Then I read something about using apple cider vinegar in the pretzels. That it would help with the chewy texture.

Also didn’t work.

But never fear——thanks to a beautfiul thing called “the internet” I continued my quest for an edible gluten-free soft pretzel recipe. After trying a few other reputable sites and coming up with so-so results, I finally found the keeper. As if it could have been any more obvious, since the recipe came off the site of brand of flour that I was using. Really, not sure why it took me so many tries to actually find it, but whatever…that’s not the point. The point is….you should do yourself a favor, skip the other recipes and try the Gluten-Free Soft Pretzels by King Arthur Baking. They were so simple, but SO perfect. Chewy exterior, the right soft chewy texture in the middle of the pretzel…which was still true even when they cooled down. We didn’t need any fancy ingredients other than the gluten-free flour and xanthan gum (used to give the chewy texture)….which, if you’re trying out gluten-free baking you probably already have both of those ingredients on hand. And honestly, except that my dough took a little longer to double in size since it wasn’t in a warm enough spot, it was pretty quick too.

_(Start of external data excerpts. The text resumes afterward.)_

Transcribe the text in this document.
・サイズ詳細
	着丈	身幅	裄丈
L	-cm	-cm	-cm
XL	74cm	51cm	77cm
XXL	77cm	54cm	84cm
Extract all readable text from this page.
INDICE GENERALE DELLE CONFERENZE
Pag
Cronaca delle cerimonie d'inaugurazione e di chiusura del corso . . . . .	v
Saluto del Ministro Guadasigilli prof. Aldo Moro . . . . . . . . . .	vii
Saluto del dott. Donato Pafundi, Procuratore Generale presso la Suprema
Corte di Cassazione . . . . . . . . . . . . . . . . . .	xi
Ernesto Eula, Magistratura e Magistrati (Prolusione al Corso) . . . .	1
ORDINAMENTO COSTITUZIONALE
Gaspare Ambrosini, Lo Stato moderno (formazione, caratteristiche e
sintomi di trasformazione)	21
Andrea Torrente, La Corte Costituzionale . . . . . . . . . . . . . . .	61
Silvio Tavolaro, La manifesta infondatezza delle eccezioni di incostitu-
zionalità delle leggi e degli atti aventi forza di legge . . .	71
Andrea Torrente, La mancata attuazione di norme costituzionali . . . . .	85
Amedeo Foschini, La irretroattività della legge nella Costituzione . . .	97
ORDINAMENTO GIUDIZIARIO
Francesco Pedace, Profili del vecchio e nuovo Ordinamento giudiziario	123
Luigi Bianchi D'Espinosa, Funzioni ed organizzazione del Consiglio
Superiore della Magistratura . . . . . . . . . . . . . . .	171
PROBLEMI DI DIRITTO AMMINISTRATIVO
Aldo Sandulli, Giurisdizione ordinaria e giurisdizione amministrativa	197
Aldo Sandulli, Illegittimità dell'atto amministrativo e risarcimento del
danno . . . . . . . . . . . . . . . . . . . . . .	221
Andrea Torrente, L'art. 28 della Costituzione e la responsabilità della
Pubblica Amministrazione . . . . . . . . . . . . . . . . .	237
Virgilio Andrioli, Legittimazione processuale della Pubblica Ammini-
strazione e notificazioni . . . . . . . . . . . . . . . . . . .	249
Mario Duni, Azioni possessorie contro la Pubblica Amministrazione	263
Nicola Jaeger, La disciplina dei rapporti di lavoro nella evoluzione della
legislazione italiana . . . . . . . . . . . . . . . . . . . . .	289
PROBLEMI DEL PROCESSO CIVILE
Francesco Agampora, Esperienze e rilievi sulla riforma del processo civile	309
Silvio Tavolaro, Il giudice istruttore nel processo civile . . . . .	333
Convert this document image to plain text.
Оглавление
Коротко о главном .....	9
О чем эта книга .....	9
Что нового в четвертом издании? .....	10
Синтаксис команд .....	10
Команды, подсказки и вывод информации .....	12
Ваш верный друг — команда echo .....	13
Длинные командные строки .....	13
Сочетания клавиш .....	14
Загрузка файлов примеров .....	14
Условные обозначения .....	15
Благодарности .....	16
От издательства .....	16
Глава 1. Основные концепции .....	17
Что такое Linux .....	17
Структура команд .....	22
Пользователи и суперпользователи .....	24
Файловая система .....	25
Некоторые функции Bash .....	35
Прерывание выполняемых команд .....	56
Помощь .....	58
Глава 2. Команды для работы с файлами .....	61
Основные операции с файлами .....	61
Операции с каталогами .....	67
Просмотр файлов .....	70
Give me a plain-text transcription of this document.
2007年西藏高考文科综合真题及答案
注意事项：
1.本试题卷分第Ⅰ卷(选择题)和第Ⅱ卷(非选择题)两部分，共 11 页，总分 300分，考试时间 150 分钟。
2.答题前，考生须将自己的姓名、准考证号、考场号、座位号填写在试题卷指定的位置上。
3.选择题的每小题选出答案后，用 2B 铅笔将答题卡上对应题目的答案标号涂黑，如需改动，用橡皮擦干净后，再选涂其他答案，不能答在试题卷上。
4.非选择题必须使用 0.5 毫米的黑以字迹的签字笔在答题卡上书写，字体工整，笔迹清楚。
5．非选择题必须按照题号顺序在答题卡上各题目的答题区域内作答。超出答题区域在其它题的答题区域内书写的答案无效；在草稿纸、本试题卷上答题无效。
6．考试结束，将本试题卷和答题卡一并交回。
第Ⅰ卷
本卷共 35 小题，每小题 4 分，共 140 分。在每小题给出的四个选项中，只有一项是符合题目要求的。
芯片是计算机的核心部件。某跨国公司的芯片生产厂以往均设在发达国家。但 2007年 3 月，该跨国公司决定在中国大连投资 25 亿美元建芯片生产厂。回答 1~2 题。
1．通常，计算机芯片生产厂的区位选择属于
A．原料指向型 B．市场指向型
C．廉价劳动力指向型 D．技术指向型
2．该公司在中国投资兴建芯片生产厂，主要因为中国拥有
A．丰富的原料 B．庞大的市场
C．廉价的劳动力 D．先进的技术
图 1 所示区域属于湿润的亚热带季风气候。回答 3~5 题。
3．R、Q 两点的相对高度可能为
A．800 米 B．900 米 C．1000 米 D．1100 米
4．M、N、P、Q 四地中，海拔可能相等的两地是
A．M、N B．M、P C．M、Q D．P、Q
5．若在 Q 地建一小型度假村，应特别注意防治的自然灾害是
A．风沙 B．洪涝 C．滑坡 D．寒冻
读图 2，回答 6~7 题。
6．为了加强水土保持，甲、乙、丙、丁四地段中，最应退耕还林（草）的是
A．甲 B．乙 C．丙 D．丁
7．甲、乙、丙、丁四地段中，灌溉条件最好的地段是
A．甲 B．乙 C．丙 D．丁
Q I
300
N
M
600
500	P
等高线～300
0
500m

Trying to keep her blood sugar in mind, I figured that we would do pretzel bites instead of the huge soft pretzels. I figured it’d be less carbs overall when cut into little pieces. Sounds about as dumb as that line in clueless where her friend says “if you cut it up into smaller pieces it has less calories.” But at the time that’s where my head was going. In hindsight, this was a total mistake because I quickly lost count of how many pretzel bites she was going back for, so I think it would’ve been way easier to estimate a bolus if I knew she was eating one giant pretzel, vs. ? many pretzel bites. Live and learn I guess….but we both watched the game together happily snacking on these, plus some chicken wings that my husband smoked in his Traeger today.

Sounds like a win to me!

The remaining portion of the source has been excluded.